Jonah Tried to Avoid God
Jonah did everything he could to get away from God.
First, he tried to escape. He ran away. He tried to reach the furthest place he could find from where the Lord had sent him — he boarded a ship bound for Tarshish at the far end of the Mediterranean Sea. When God sent a storm to get his attention, Jonah slept in the hold.
Second, he denied. When the sailors asked about who he was, he replied, ““I am a Hebrew, and I fear the Lord, the God of heaven, who made the sea and the dry land.” It wasn’t true. He didn’t fear God. If he did, he would have been in Nineveh, not on a boat headed for Tarshish.

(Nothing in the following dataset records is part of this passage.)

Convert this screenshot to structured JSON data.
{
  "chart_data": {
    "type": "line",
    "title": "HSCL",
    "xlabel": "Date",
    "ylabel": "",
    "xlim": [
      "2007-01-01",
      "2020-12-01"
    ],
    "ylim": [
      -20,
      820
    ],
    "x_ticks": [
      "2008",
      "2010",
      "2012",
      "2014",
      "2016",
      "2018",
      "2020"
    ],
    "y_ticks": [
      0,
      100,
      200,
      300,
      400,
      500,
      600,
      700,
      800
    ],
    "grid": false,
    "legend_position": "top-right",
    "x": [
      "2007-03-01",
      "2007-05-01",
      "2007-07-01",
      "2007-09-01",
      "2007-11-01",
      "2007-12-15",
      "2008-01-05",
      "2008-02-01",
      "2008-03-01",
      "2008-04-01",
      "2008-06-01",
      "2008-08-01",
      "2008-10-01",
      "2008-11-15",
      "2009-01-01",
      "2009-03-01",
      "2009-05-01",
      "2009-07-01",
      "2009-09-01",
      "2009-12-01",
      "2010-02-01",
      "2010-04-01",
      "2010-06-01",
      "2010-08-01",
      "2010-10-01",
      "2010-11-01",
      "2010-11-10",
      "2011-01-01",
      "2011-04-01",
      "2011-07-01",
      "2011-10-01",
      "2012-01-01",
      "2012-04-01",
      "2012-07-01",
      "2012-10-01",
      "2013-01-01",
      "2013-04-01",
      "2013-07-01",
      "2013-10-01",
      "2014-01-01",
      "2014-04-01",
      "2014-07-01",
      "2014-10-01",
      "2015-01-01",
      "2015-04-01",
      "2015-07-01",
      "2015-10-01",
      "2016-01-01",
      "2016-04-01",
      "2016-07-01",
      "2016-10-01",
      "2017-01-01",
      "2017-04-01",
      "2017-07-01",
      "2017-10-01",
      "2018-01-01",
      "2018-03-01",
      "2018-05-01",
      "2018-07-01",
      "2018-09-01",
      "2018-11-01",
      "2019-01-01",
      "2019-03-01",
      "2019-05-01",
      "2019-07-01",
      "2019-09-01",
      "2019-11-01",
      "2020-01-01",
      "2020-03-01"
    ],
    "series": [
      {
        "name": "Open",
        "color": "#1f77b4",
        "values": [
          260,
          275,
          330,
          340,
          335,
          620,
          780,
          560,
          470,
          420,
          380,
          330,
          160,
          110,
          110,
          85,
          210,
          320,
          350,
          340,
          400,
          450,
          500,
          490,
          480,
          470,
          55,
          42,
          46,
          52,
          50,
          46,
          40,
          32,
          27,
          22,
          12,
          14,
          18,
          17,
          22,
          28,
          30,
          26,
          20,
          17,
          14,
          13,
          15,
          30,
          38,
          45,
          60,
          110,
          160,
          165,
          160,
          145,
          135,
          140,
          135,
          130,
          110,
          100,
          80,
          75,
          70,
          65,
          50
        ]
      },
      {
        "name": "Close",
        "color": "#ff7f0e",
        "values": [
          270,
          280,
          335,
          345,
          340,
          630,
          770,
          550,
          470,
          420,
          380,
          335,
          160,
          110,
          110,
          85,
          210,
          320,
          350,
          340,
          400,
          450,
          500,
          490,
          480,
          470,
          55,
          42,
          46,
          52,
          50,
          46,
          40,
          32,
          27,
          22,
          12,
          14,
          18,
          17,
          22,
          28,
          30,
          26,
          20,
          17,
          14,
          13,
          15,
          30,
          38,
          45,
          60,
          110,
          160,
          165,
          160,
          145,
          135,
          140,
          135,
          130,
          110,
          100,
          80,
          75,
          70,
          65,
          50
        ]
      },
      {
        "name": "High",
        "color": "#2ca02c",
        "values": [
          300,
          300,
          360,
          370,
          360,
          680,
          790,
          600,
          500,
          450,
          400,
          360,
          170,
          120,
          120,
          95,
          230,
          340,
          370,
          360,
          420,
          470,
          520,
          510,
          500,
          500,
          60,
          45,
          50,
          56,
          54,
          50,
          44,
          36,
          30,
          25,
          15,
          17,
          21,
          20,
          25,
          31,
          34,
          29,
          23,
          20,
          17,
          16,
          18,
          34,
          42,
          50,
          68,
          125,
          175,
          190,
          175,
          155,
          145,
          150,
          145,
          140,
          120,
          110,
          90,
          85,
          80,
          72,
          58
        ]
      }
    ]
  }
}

Third, he was blatantly defiant. When he could no long escape, and when it was clear that he was not acting as if he feared God, he still had a chance to repent, to cry out to God for mercy, and submit to whatever God required. But he didn’t. He stubbornly forced the sailors to throw him overboard. Essentially, he chose suicide over obedience. But God had another plan . . .
We Are Capable of the Same Thing
We are capable of all of the same mistakes Jonah made. We attempt to avoid the presence of God in the same ways Jonah did.
We try to escape. We try to distract ourselves from what God has for. Solomon identifies many ways that we do this in Ecclesiastes. We use pleasure, work, or human wisdom to distract ourselves from God. We chase after legacies or wealth in order to escape from God. We consume ourselves with politics or laughter or youth in order to avoid dealing with God. Solomon found it all meaningless, and yet we still pursue it today. And we would do well to heed Solomon’s conclusion:
The end of the matter; all has been heard. Fear God and keep his commandments, for this is the whole duty of man. For God will bring every deed into judgment, with every secret thing, whether good or evil. —Ecclesiastes 12:13-14
We also deny. We tell ourselves that we are doing better than we really are. We struggle, we fail, we sin, but we convince ourselves that we’re okay, that we’re “works in progress,” that “God’s not through with us yet.” But we’re fooling ourselves. This is not the life God has called us to.
And when we’re finally confronted with the reality of our situation, when we can’t deny it any longer, we are capable of pure defiance. And that’s a dangerous place to be, because true children of God will not continue in sin. But we choose sin, perhaps telling ourselves that we will confess it in the morning, and all will be well. But we cannot mock God, and we fool ourselves if we believe we can.
But if we truly belong to Him, He will not let us continue down that path. As He did with Jonah, He will do whatever is necessary to bring us to a point of repentance. It may not be as dramatic as being swallowed by a giant fish, but “He who began a good work in you will carry it on to the day of completion.” And whatever that means, He’s going to do.